Curl - Starrocks — ContextQMD

StarRocks Stream Load and curl take many arguments. Only the ones used in this tutorial are described here, the rest will be linked to in the more information section.

`--location-trusted`

This configures curl to pass credentials to any redirected URLs.

`-u root`

The username used to log in to StarRocks

`-T filename`

T is for transfer, the filename to transfer.

`label:name-num`

The label to associate with this Stream Load job. The label must be unique, so if you run the job multiple times you can add a number and keep incrementing that.

`column_separator:,`

If you load a file that uses a single , then set it as shown above, if you use a different delimiter then set that delimiter here. Common choices are \t, ,, and |.

`skip_header:1`

Some CSV files have a single header row with all of the column names listed, and some add a second line with datatypes. Set skip_header to 1 or 2 if you have one or two header lines, and set it to 0 if you have none.

`enclose:\"`

It is common to enclose strings that contain embedded commas with double-quotes. The sample datasets used in this tutorial have geo locations that contain commas and so the enclose setting is set to \". Remember to escape the " with a \.

`max_filter_ratio:1`

This allows some errors in the data. Ideally this would be set to 0 and the job would fail with any errors. It is set to 1 to allow all rows to fail during debugging.

`columns:`

The mapping of CSV file columns to StarRocks table columns. You will notice that there are many more columns in the CSV files than columns in the table. Any columns that are not included in the table are skipped.

You will also notice that there is some transformation of data included in the columns: line for the crash dataset. It is very common to find dates and times in CSV files that do not conform to standards. This is the logic for converting the CSV data for the time and date of the crash to a DATETIME type:

The columns line

This is the beginning of one data record. The date is in MM/DD/YYYY format, and the time is HH:MI. Since DATETIME is generally YYYY-MM-DD HH:MI:SS we need to transform this data.

plaintext

08/05/2014,9:10,BRONX,10469,40.8733019,-73.8536375,"(40.8733019, -73.8536375)",

This is the beginning of the columns: parameter:

bash

-H "columns:tmp_CRASH_DATE, tmp_CRASH_TIME, CRASH_DATE=str_to_date(concat_ws(' ', tmp_CRASH_DATE, tmp_CRASH_TIME), '%m/%d/%Y %H:%i')

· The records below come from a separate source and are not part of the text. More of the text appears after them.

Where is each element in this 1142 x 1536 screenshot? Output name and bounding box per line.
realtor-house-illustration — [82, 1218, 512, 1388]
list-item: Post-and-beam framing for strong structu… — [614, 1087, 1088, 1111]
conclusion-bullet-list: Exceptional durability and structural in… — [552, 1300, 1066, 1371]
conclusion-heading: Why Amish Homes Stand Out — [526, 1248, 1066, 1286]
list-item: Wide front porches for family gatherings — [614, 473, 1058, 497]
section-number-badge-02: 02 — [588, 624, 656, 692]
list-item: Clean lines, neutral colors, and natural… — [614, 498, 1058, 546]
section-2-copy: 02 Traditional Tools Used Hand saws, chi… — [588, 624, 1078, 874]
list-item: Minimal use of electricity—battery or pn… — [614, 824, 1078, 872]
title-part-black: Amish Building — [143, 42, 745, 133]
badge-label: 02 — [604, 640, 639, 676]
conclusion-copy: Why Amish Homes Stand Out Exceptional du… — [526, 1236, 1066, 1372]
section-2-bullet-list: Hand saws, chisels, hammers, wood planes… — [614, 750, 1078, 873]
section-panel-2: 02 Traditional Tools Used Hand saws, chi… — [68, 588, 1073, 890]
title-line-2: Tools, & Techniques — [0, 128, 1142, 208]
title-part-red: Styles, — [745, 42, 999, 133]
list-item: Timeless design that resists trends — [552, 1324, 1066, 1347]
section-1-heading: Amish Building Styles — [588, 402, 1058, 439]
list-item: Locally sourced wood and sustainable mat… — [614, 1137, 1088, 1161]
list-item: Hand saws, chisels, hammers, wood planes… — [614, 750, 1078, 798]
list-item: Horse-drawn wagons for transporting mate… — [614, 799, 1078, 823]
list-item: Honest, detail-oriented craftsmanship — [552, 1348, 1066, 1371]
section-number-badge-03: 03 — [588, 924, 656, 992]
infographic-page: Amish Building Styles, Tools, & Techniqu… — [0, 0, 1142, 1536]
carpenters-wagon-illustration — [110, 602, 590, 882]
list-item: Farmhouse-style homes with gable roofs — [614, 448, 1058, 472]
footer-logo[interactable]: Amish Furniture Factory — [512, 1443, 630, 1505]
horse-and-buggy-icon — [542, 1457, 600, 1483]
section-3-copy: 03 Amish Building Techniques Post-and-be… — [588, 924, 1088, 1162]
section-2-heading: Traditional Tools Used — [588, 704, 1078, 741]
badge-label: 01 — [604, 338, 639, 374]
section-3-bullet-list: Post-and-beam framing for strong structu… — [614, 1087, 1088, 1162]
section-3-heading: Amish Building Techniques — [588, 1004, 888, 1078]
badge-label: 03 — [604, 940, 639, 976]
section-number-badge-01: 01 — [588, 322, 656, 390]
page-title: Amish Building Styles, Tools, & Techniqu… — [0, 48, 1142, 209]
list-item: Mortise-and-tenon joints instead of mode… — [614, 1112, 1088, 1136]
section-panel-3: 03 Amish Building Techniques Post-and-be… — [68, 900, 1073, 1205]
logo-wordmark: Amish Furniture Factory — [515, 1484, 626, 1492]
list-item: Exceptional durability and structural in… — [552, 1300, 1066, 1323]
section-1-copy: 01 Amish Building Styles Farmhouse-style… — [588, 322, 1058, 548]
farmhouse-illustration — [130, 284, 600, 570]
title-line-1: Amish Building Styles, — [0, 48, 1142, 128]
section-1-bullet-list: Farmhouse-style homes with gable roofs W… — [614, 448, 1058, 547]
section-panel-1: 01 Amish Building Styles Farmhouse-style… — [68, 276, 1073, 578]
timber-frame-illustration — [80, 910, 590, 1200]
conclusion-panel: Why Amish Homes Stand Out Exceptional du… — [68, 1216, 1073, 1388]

This instructs StarRocks to:

Assign the content of the first column of the CSV file to tmp_CRASH_DATE
Assign the content of the second column of the CSV file to tmp_CRASH_TIME
concat_ws() concatenates tmp_CRASH_DATE and tmp_CRASH_TIME together with a space between them
str_to_date() creates a DATETIME from the concatenated string
store the resulting DATETIME in the column CRASH_DATE